Honest answer: nobody wins everywhere. Here’s who dominates each dimension, based on leaderboards and the ecosystem:

Dimension	Dominant family (May 2026)	Why
Reliable local tool calling	Meta (Llama 3.x, Llama 4)	Native `tool_calls` format since Llama 3.1, mature ecosystem.
General-purpose code	Alibaba (Qwen2.5-Coder)	Covers 40+ languages, remarkable Java/Python/Go quality.
Reasoning	DeepSeek (R1 and its distillations)	Redefined what’s expected of an open reasoning model.
European multilingual	Mistral AI	French remains their core market, plus the Mixtral MoE.
Efficient small models (≤ 4B)	Microsoft (Phi-4) + Google (Gemma 3)	Quality / VRAM ratio unbeatable.
Multimodal (image + text)	Google (Gemma 3) + Meta (Llama Vision) + Alibaba (Qwen-VL)	Three families converging, hard to rank.
Truly open (weights + data + recipes)	AllenAI (OLMo 2)	The only one to publish everything. The standard for academic research.
Largest open weights	xAI (Grok) or DeepSeek-V3	314B MoE / 671B MoE — very few users have the hardware to run them locally.

Mistral is NOT necessarily the best at everything. It’s the best at multilingual + MoE + French, which makes it the logical choice for a course in France or Quebec. Elsewhere, the answer changes.

The leaderboard trap

When you read a benchmark saying “model X beats model Y by 2 points on MMLU”, be careful:

Date: a benchmark published 6 months ago is already stale.
Metric: MMLU, HumanEval, GSM8K, MT-Bench, Arena-Hard… do not measure the same thing. A model can dominate MMLU and flop on real agent tasks.
Contamination: some families saw the test sets during training. It’s accidental cheating but very real.
Inference: a model that wins in FP16 on an H100 can collapse in Q4 on your laptop.

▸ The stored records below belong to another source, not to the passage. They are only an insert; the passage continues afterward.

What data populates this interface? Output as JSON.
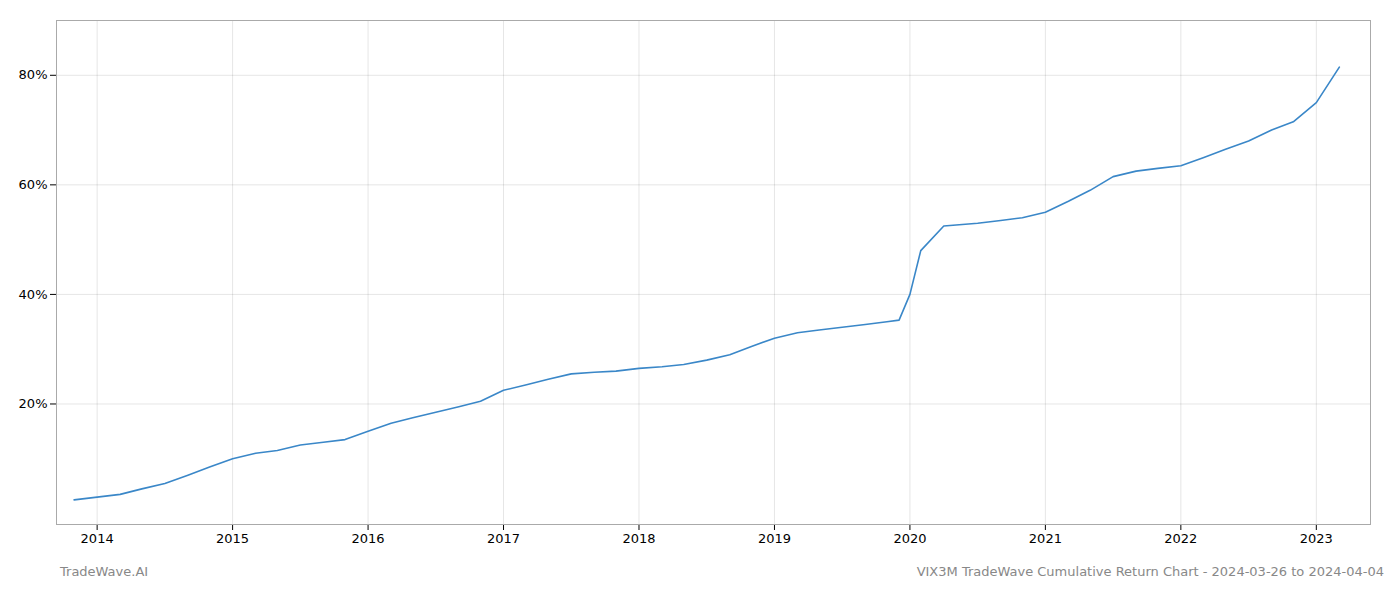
{
  "chart_data": {
    "type": "line",
    "annotations": [
      "TradeWave.AI",
      "VIX3M TradeWave Cumulative Return Chart - 2024-03-26 to 2024-04-04"
    ],
    "x": [
      2013.83,
      2014.0,
      2014.17,
      2014.33,
      2014.5,
      2014.67,
      2014.83,
      2015.0,
      2015.17,
      2015.33,
      2015.5,
      2015.67,
      2015.83,
      2016.0,
      2016.17,
      2016.33,
      2016.5,
      2016.67,
      2016.83,
      2017.0,
      2017.17,
      2017.33,
      2017.5,
      2017.67,
      2017.83,
      2018.0,
      2018.17,
      2018.33,
      2018.5,
      2018.67,
      2018.83,
      2019.0,
      2019.17,
      2019.33,
      2019.5,
      2019.67,
      2019.83,
      2019.92,
      2020.0,
      2020.08,
      2020.25,
      2020.5,
      2020.67,
      2020.83,
      2021.0,
      2021.17,
      2021.33,
      2021.5,
      2021.67,
      2021.83,
      2022.0,
      2022.17,
      2022.33,
      2022.5,
      2022.67,
      2022.83,
      2023.0,
      2023.17
    ],
    "values": [
      2.5,
      3.0,
      3.5,
      4.5,
      5.5,
      7.0,
      8.5,
      10.0,
      11.0,
      11.5,
      12.5,
      13.0,
      13.5,
      15.0,
      16.5,
      17.5,
      18.5,
      19.5,
      20.5,
      22.5,
      23.5,
      24.5,
      25.5,
      25.8,
      26.0,
      26.5,
      26.8,
      27.2,
      28.0,
      29.0,
      30.5,
      32.0,
      33.0,
      33.5,
      34.0,
      34.5,
      35.0,
      35.3,
      40.0,
      48.0,
      52.5,
      53.0,
      53.5,
      54.0,
      55.0,
      57.0,
      59.0,
      61.5,
      62.5,
      63.0,
      63.5,
      65.0,
      66.5,
      68.0,
      70.0,
      71.5,
      75.0,
      81.5
    ],
    "color": "#3a87c8",
    "xlim": [
      2013.7,
      2023.4
    ],
    "ylim": [
      -2,
      90
    ],
    "xticks": [
      2014,
      2015,
      2016,
      2017,
      2018,
      2019,
      2020,
      2021,
      2022,
      2023
    ],
    "yticks": [
      {
        "value": 20,
        "label": "20%"
      },
      {
        "value": 40,
        "label": "40%"
      },
      {
        "value": 60,
        "label": "60%"
      },
      {
        "value": 80,
        "label": "80%"
      }
    ],
    "grid": true
  }
}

The only benchmark that really matters: your own prompts, on your own machine, on your own task. Demo 2 lets you do this in 30 seconds.

Key takeaways

“Open-source LLM” = about 8 publisher families, not a single model. Meta, Mistral, Google, Alibaba, DeepSeek, Microsoft, xAI, AllenAI are the May 2026 pillars.
Mistral isn’t best everywhere: it dominates European multilingual and MoE, period. For tool calling we pick Llama, for code Qwen-Coder, for reasoning DeepSeek-R1.
Hugging Face is not a publisher, it’s the hub where everyone uploads (over a million models today).
Yes, there are LLMs for images (Llama 3.2 Vision, Pixtral, Qwen-VL, Gemma 3). But image generators (Stable Diffusion, FLUX) are not LLMs.
What distinguishes models is NOT the tooling (shared by all via Ollama / vLLM / llama.cpp). The real axes: licence, architecture (Dense/MoE), modality, native tool-calling, specialty, size, quantization, data.
How to choose: follow the decision tree (modality → task → hardware → licence), keep 3 candidates, measure them with demo 2 on your prompts. Chapter 05b walks you through that final step.